Our classical understanding of heart rate kinetics is that a sympathovagal balance favouring parasympathetic tone at rest or during low level exercise contributes to a rapid heart rate adaptation (i.e. fast kinetics) during low level exercise transitions. Conversely, higher-level exercise transitions elicit slower heart rate kinetics, due in part to a sympathovagal shift to greater sympathetic tone. PURPOSE: To test the hypothesis that increasing sympathetic activity to the heart via muscle metaboreflex activation would slow heart rate kinetics during lower vs higher level exercise transitions. METHODS: Twelve healthy, active, and untrained adults (m/f = 6/6; age = 23 ± 3 yrs; peak VO2 = 40 ± 3 ml/kg/min) performed square-wave moderate intensity exercise transitions in two equal step changes between 20W to 90% ventilatory threshold (VT).

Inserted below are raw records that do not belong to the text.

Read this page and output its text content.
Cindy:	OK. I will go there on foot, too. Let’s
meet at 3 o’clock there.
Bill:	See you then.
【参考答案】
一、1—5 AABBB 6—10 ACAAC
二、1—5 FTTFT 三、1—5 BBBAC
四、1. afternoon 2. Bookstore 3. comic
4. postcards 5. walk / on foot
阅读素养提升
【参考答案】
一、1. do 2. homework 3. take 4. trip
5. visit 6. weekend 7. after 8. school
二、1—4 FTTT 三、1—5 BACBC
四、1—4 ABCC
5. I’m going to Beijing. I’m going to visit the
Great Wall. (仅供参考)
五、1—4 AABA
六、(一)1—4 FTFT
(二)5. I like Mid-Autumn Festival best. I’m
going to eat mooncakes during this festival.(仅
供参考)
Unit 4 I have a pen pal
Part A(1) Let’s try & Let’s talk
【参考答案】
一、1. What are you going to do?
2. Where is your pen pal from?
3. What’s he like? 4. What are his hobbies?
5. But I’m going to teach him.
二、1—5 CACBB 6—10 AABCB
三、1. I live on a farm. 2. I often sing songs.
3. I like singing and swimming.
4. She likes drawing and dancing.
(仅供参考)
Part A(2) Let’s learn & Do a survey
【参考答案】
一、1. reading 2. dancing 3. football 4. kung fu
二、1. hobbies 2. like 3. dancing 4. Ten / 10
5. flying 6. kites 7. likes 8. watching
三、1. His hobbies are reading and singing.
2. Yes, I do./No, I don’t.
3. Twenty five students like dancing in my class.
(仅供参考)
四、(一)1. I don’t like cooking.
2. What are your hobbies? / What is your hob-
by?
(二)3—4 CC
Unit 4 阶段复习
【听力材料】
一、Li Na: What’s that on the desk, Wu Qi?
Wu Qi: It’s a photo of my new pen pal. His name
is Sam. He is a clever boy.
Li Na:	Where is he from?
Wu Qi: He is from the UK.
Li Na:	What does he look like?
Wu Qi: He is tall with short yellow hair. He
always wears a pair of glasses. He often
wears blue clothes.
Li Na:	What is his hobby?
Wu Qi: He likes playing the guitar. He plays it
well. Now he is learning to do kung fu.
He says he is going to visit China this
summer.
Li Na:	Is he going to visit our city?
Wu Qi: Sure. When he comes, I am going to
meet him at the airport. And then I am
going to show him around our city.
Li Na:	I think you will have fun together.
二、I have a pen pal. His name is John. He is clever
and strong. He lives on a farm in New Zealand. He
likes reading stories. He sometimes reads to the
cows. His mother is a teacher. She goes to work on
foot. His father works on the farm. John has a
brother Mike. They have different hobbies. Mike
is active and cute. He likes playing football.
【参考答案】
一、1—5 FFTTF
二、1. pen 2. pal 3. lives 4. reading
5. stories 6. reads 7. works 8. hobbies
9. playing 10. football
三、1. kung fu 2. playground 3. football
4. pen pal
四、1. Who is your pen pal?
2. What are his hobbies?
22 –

The first transition was in the low moderate domain (LMD: 20W to 55 ± 13 W) and the second transition in the high moderate domain (HMD: 55 ± 13 W to 90 ± 27 W). These transitions were performed without (control; LMD-CTL and HMD-CTL) and with muscle metaboreflex activation induced by 2 min of handgrip at 40% maximal voluntary contraction during the pre-transition baseline followed by 5 min of brachial occlusion (OCC) during either the LMD (LMD-OCC) or HMD (HMD-OCC) transition. Trials were randomized and three repetitions of each condition were completed, time-aligned, and averaged by condition. Heart rate kinetics were determined using mono-exponential curve fitting. Data was analysed with non-parametric tests. P < 0.05 was significant. RESULTS: Heart rate amplitude was lower during LMD-OCC vs LMD-CTL (15 ± 5 vs 17 ± 6 beats/min; P = 0.012) and the heart rate time constant, tau, was faster during LMD-OCC vs LMD-CTL (18 ± 9 vs 26 ± 11 s; P = 0.01). Heart rate amplitude was not different between HMD-OCC vs HMD-CTL (18 ± 6 vs 19 ± 8 beats/min) and heart rate tau was not different between HMD-OCC vs HMD-CTL (49 ± 28 vs 45 ± 24 s; all P > 0.05). CONCLUSIONS: Contrary to our hypothesis, an increase in sympathetic activity induced by the muscle metaboreflex speeded heart rate kinetics during LMD but not HMD exercise transitions. Our data suggests that elevating sympathetic activity can speed heart rate kinetics to a certain point, beyond which heart rate kinetics via sympathetic activity may already be maximized.